When CWR bought the track from CN Rail in 1986 there were about 12 elevators along the track. At the end of the year there will be only two at the south end of the line. Instead of hauling grain 145 kilometres north to Ferlow Junction, near Camrose, CWR will reroute the trains to connect with another CN line to the south and sell the rest of the rails for scrap.

Fewer elevators not only delivers a blow to the small towns in the area, but it is a powerful hit to steam train tours that are becoming popular tourist attractions.

Last year the Stettler-based company carried more than 24,000 passengers to a dozen small towns and historic sites. That’s a jump from 9,600 passengers in its first year seven years ago. Last year, train tours injected about $1.8 million into the east central Alberta economy.

A lobby effort asking the provincial government for $4 million to buy the line has not worked, said Calvin Confer, Stettler city councillor and member of the East Central Alberta Railway Heritage Society, which is working to save the line.

Two weeks ago Confer was pessimistic about the chances of saving the town’s biggest industry, but just days before the July 31 deadline the society received a $125,000 Canadian Facilities Enhancement Grant from the province.

That will cover a $100,000 down payment to buy a 32 km piece of track between Stettler to Big Valley from CWR. Now the job of fund raising to save the rest of the line begins.

“We believe this rail line and steam tour is memorabilia and not simply a treasure for Stettler and east-central Alberta, but a western Canadian treasure,” Confer said.

Unique attraction

The steam train tours are unique in the world, added Gillespie. No other steam tours go the same distance, spend as much time with passengers or have their attitude of togetherness toward small towns.

Churches, ball teams or historic associations in the small towns prepare meals for the train passengers as a fund-raiser for community events. When the train stops, the towns get a two-hour tourist bonanza as passengers eat a catered meal, tour the local historic sites, buy chips and pop from local stores, check out souvenirs, antiques or the scenery.

Support from the communities will keep the steam tours alive, Gillespie said.

“I don’t believe something as good as we have will go down the drain.

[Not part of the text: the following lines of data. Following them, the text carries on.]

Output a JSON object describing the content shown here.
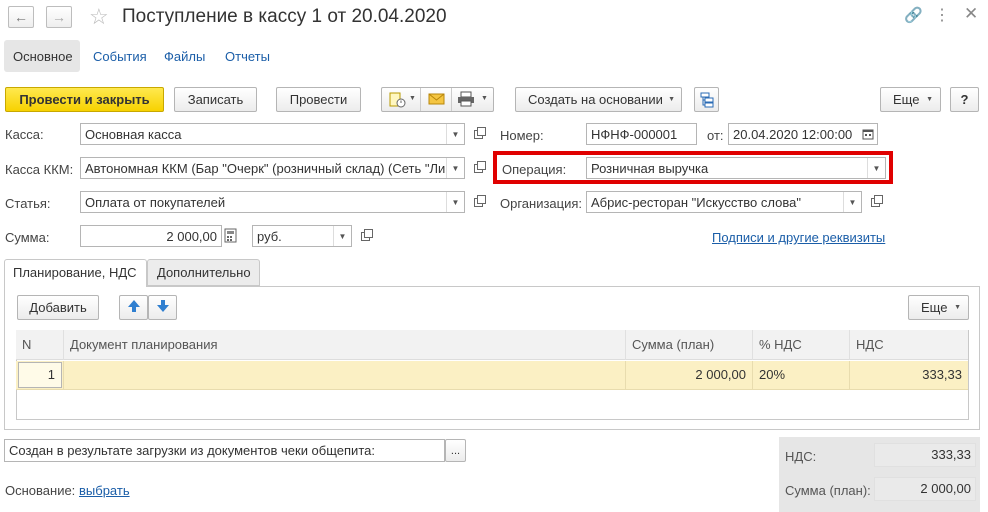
{
  "window": {
    "title": "Поступление в кассу 1 от 20.04.2020"
  },
  "tabs": [
    {
      "label": "Основное"
    },
    {
      "label": "События"
    },
    {
      "label": "Файлы"
    },
    {
      "label": "Отчеты"
    }
  ],
  "toolbar": {
    "post_close": "Провести и закрыть",
    "save": "Записать",
    "post": "Провести",
    "create_based": "Создать на основании",
    "more": "Еще",
    "help": "?"
  },
  "form": {
    "kassa": {
      "label": "Касса:",
      "value": "Основная касса"
    },
    "kassa_kkm": {
      "label": "Касса ККМ:",
      "value": "Автономная ККМ (Бар \"Очерк\" (розничный склад)  (Сеть \"Ли"
    },
    "statya": {
      "label": "Статья:",
      "value": "Оплата от покупателей"
    },
    "summa": {
      "label": "Сумма:",
      "value": "2 000,00",
      "currency": "руб."
    },
    "nomer": {
      "label": "Номер:",
      "value": "НФНФ-000001"
    },
    "ot": {
      "label": "от:",
      "value": "20.04.2020 12:00:00"
    },
    "operacia": {
      "label": "Операция:",
      "value": "Розничная выручка"
    },
    "organizacia": {
      "label": "Организация:",
      "value": "Абрис-ресторан \"Искусство слова\""
    },
    "signatures_link": "Подписи и другие реквизиты"
  },
  "subtabs": [
    {
      "label": "Планирование, НДС"
    },
    {
      "label": "Дополнительно"
    }
  ],
  "table_toolbar": {
    "add": "Добавить",
    "more": "Еще"
  },
  "table": {
    "columns": [
      "N",
      "Документ планирования",
      "Сумма (план)",
      "% НДС",
      "НДС"
    ],
    "rows": [
      {
        "n": "1",
        "doc": "",
        "sum": "2 000,00",
        "vat_rate": "20%",
        "vat": "333,33"
      }
    ]
  },
  "comment": "Создан в результате загрузки из документов чеки общепита:",
  "basis": {
    "label": "Основание:",
    "link": "выбрать"
  },
  "totals": {
    "vat_label": "НДС:",
    "vat_value": "333,33",
    "plan_label": "Сумма (план):",
    "plan_value": "2 000,00"
  },
  "colors": {
    "accent_yellow": "#f7d200",
    "highlight_red": "#e00000",
    "row_selected": "#fbf0c4",
    "link_blue": "#1b5ea8"
  }
}
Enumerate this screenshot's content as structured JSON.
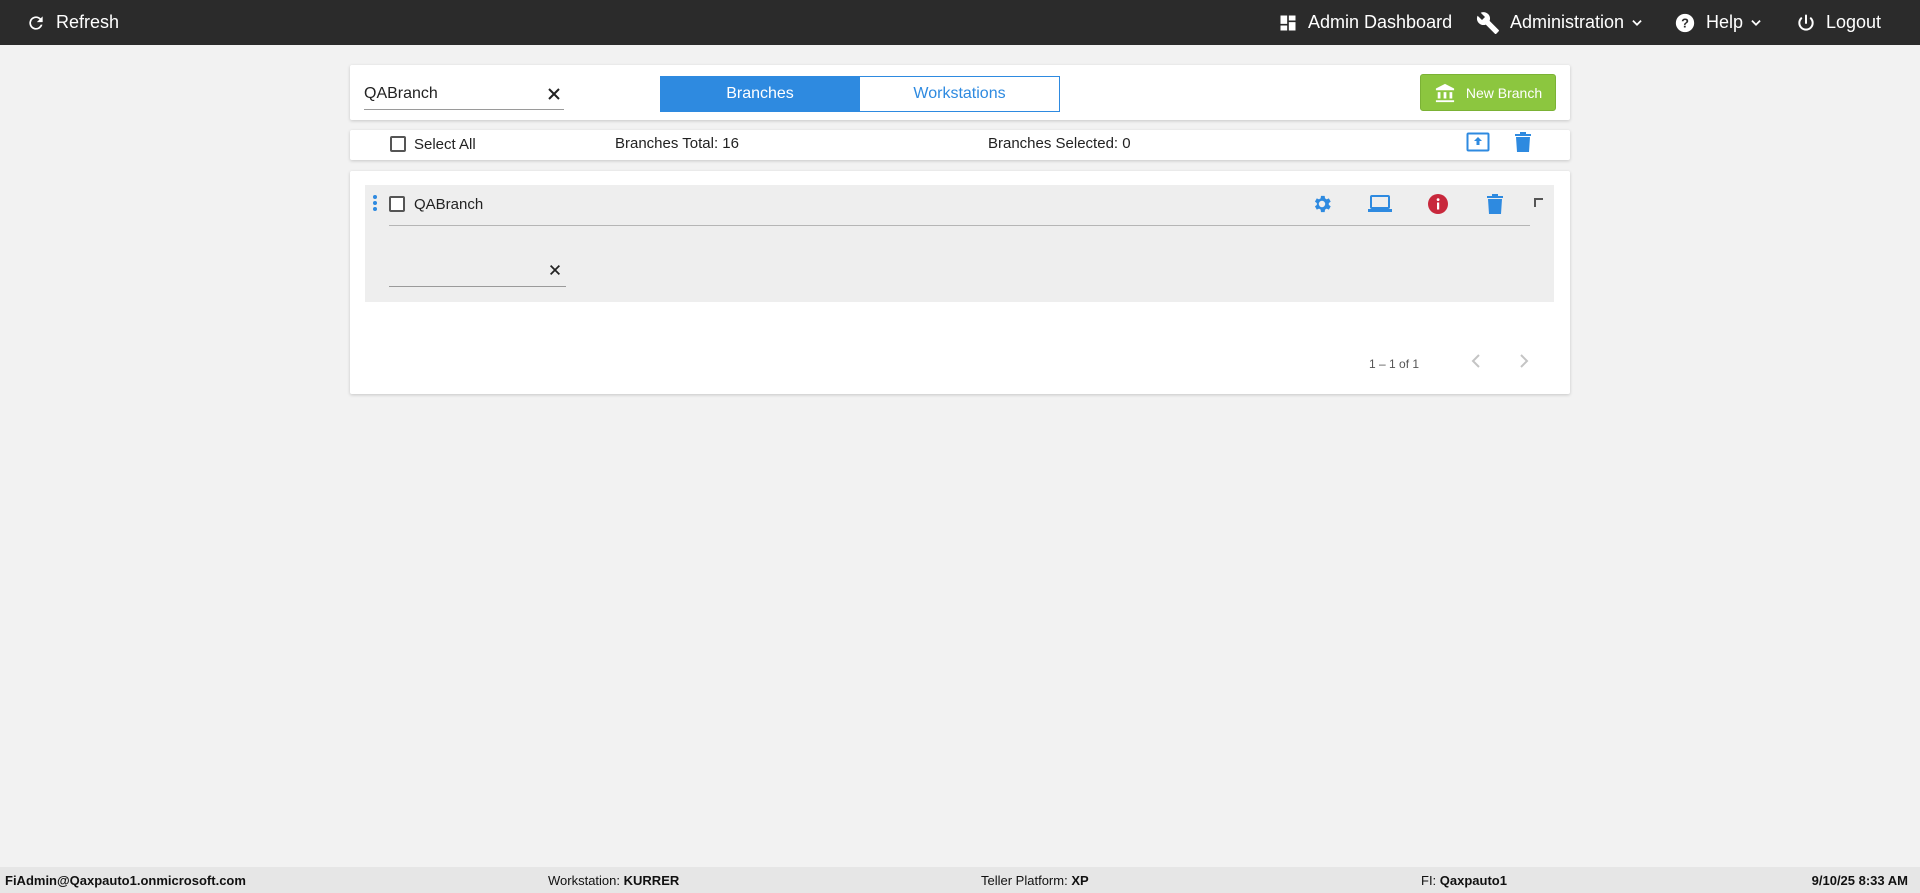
{
  "topbar": {
    "refresh_label": "Refresh",
    "admin_dashboard_label": "Admin Dashboard",
    "administration_label": "Administration",
    "help_label": "Help",
    "logout_label": "Logout"
  },
  "toolbar": {
    "search_value": "QABranch",
    "tabs": [
      {
        "label": "Branches",
        "active": true
      },
      {
        "label": "Workstations",
        "active": false
      }
    ],
    "new_branch_label": "New Branch"
  },
  "summary": {
    "select_all_label": "Select All",
    "branches_total_label": "Branches Total: 16",
    "branches_selected_label": "Branches Selected: 0"
  },
  "branch_list": {
    "rows": [
      {
        "name": "QABranch",
        "checked": false
      }
    ],
    "filter_value": "",
    "pagination_label": "1 – 1 of 1"
  },
  "statusbar": {
    "user": "FiAdmin@Qaxpauto1.onmicrosoft.com",
    "workstation_label": "Workstation:",
    "workstation_value": "KURRER",
    "teller_label": "Teller Platform:",
    "teller_value": "XP",
    "fi_label": "FI:",
    "fi_value": "Qaxpauto1",
    "datetime": "9/10/25 8:33 AM"
  },
  "colors": {
    "topbar_bg": "#2b2b2b",
    "accent_blue": "#2e8ae0",
    "new_button_green": "#8cc63f",
    "info_red": "#c8283c",
    "page_bg": "#f2f2f2"
  }
}
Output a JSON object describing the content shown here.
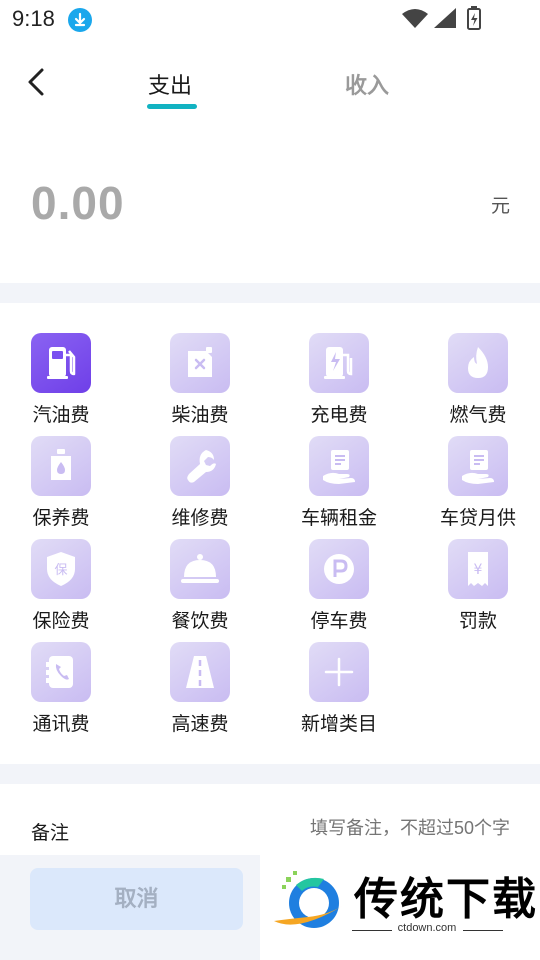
{
  "status_bar": {
    "time": "9:18",
    "icons": [
      "download-icon",
      "wifi-icon",
      "signal-icon",
      "battery-charging-icon"
    ]
  },
  "header": {
    "tabs": [
      {
        "label": "支出",
        "active": true
      },
      {
        "label": "收入",
        "active": false
      }
    ],
    "accent_color": "#12b3c2"
  },
  "amount": {
    "value": "0.00",
    "unit": "元"
  },
  "categories": [
    {
      "label": "汽油费",
      "icon": "gas-pump-icon",
      "selected": true
    },
    {
      "label": "柴油费",
      "icon": "fuel-can-icon",
      "selected": false
    },
    {
      "label": "充电费",
      "icon": "charging-station-icon",
      "selected": false
    },
    {
      "label": "燃气费",
      "icon": "flame-icon",
      "selected": false
    },
    {
      "label": "保养费",
      "icon": "oil-bottle-icon",
      "selected": false
    },
    {
      "label": "维修费",
      "icon": "wrench-icon",
      "selected": false
    },
    {
      "label": "车辆租金",
      "icon": "hand-money-icon",
      "selected": false
    },
    {
      "label": "车贷月供",
      "icon": "hand-money-icon",
      "selected": false
    },
    {
      "label": "保险费",
      "icon": "insurance-shield-icon",
      "selected": false
    },
    {
      "label": "餐饮费",
      "icon": "food-cloche-icon",
      "selected": false
    },
    {
      "label": "停车费",
      "icon": "parking-icon",
      "selected": false
    },
    {
      "label": "罚款",
      "icon": "receipt-yen-icon",
      "selected": false
    },
    {
      "label": "通讯费",
      "icon": "phone-icon",
      "selected": false
    },
    {
      "label": "高速费",
      "icon": "highway-icon",
      "selected": false
    },
    {
      "label": "新增类目",
      "icon": "plus-icon",
      "selected": false
    }
  ],
  "remark": {
    "label": "备注",
    "placeholder": "填写备注，不超过50个字"
  },
  "footer": {
    "cancel_label": "取消"
  },
  "watermark": {
    "text": "传统下载",
    "url": "ctdown.com"
  },
  "colors": {
    "category_active": "#7a4ff0",
    "category_inactive": "#d8d0f5",
    "cancel_bg": "#dbe8fb"
  }
}
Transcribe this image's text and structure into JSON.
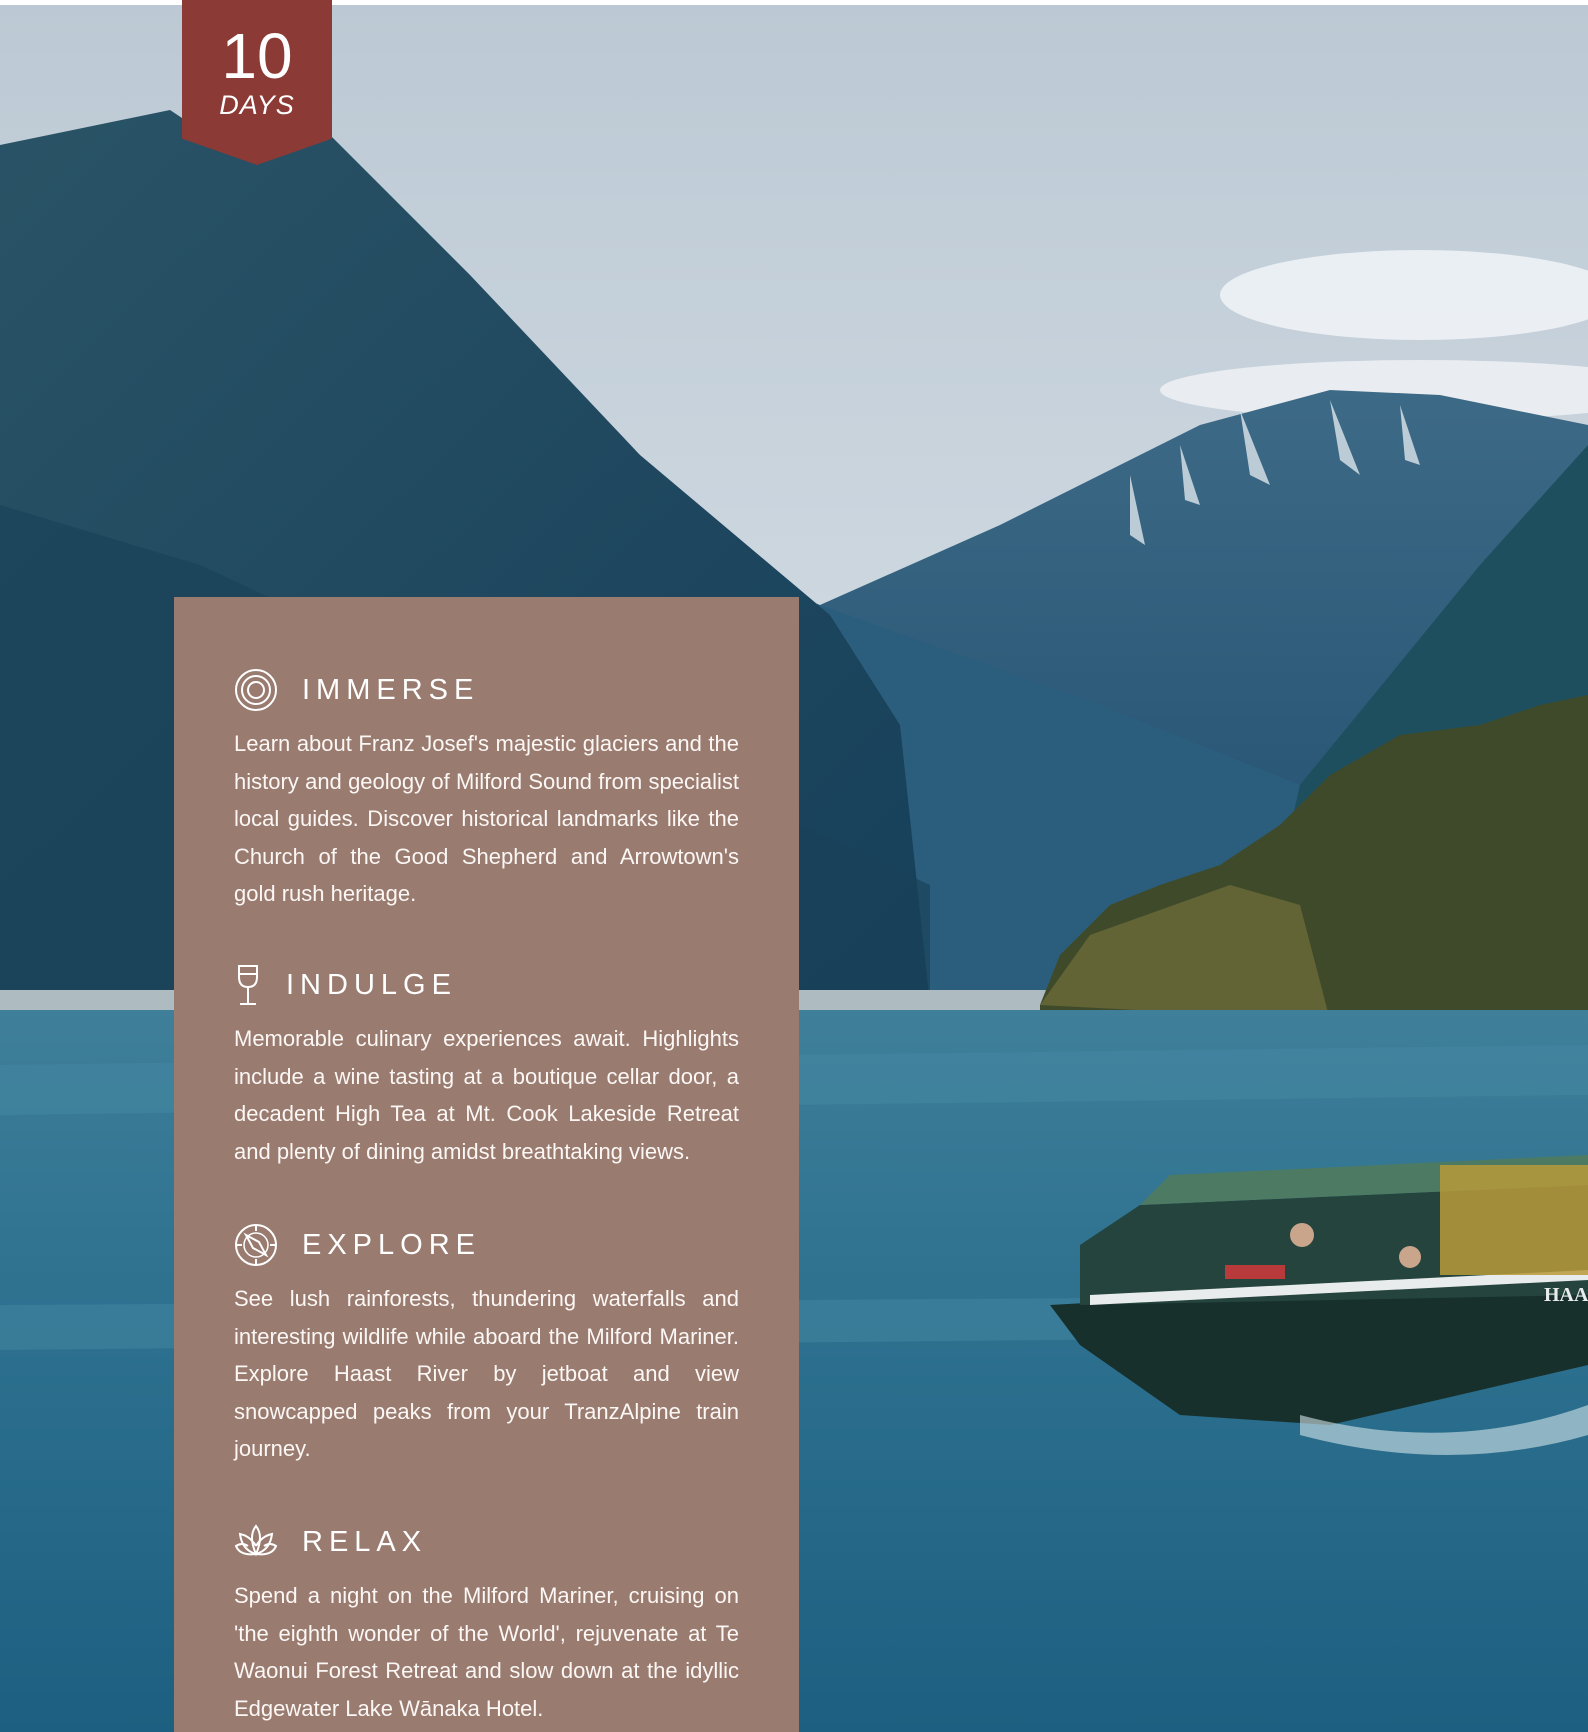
{
  "badge": {
    "number": "10",
    "unit": "DAYS"
  },
  "sections": [
    {
      "icon": "concentric-circles-icon",
      "title": "IMMERSE",
      "body": "Learn about Franz Josef's majestic glaciers and the history and geology of Milford Sound from specialist local guides. Discover historical landmarks like the Church of the Good Shepherd and Arrowtown's gold rush heritage."
    },
    {
      "icon": "wine-glass-icon",
      "title": "INDULGE",
      "body": "Memorable culinary experiences await. Highlights include a wine tasting at a boutique cellar door, a decadent High Tea at Mt. Cook Lakeside Retreat and plenty of dining amidst breathtaking views."
    },
    {
      "icon": "compass-icon",
      "title": "EXPLORE",
      "body": "See lush rainforests, thundering waterfalls and interesting wildlife while aboard the Milford Mariner. Explore Haast River by jetboat and view snowcapped peaks from your TranzAlpine train journey."
    },
    {
      "icon": "lotus-icon",
      "title": "RELAX",
      "body": "Spend a night on the Milford Mariner, cruising on 'the eighth wonder of the World', rejuvenate at Te Waonui Forest Retreat and slow down at the idyllic Edgewater Lake Wānaka Hotel."
    }
  ],
  "photo": {
    "boat_label": "HAAS"
  },
  "colors": {
    "badge": "#8b3a35",
    "panel": "#9a7b70"
  }
}
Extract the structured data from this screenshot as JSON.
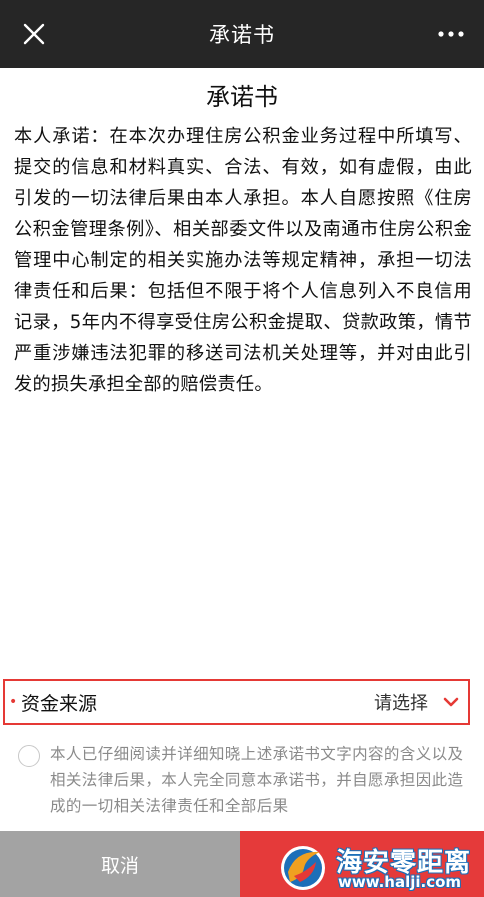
{
  "topbar": {
    "title": "承诺书",
    "close_icon": "close-icon",
    "more_icon": "more-dots-icon"
  },
  "document": {
    "heading": "承诺书",
    "body": "本人承诺：在本次办理住房公积金业务过程中所填写、提交的信息和材料真实、合法、有效，如有虚假，由此引发的一切法律后果由本人承担。本人自愿按照《住房公积金管理条例》、相关部委文件以及南通市住房公积金管理中心制定的相关实施办法等规定精神，承担一切法律责任和后果：包括但不限于将个人信息列入不良信用记录，5年内不得享受住房公积金提取、贷款政策，情节严重涉嫌违法犯罪的移送司法机关处理等，并对由此引发的损失承担全部的赔偿责任。"
  },
  "form": {
    "required_mark": "•",
    "fund_source_label": "资金来源",
    "fund_source_value": "请选择",
    "dropdown_icon": "chevron-down-icon"
  },
  "agreement": {
    "checked": false,
    "text": "本人已仔细阅读并详细知晓上述承诺书文字内容的含义以及相关法律后果，本人完全同意本承诺书，并自愿承担因此造成的一切相关法律责任和全部后果"
  },
  "buttons": {
    "cancel_label": "取消"
  },
  "watermark": {
    "brand": "海安零距离",
    "url": "www.halji.com"
  },
  "colors": {
    "topbar_bg": "#262626",
    "accent_red": "#e53935",
    "cancel_bg": "#a3a3a3",
    "confirm_bg": "#e53a3a"
  }
}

It may be not all intact, but a portion will be,” he said.

The rail line will be dismantled in sections to work around the elevator closures. The area north of Donalda will be the first part of the track to go this summer. Sections south of Big Valley will be dismantled after Oct. 31 and between Meeting Creek and Big Valley by March 31, 1998.

Confer said they’ve talked to CWR about rebuilding the rail line if they raise enough funds after the track is dismantled, but it would cost about three times more to replace the track than buy it.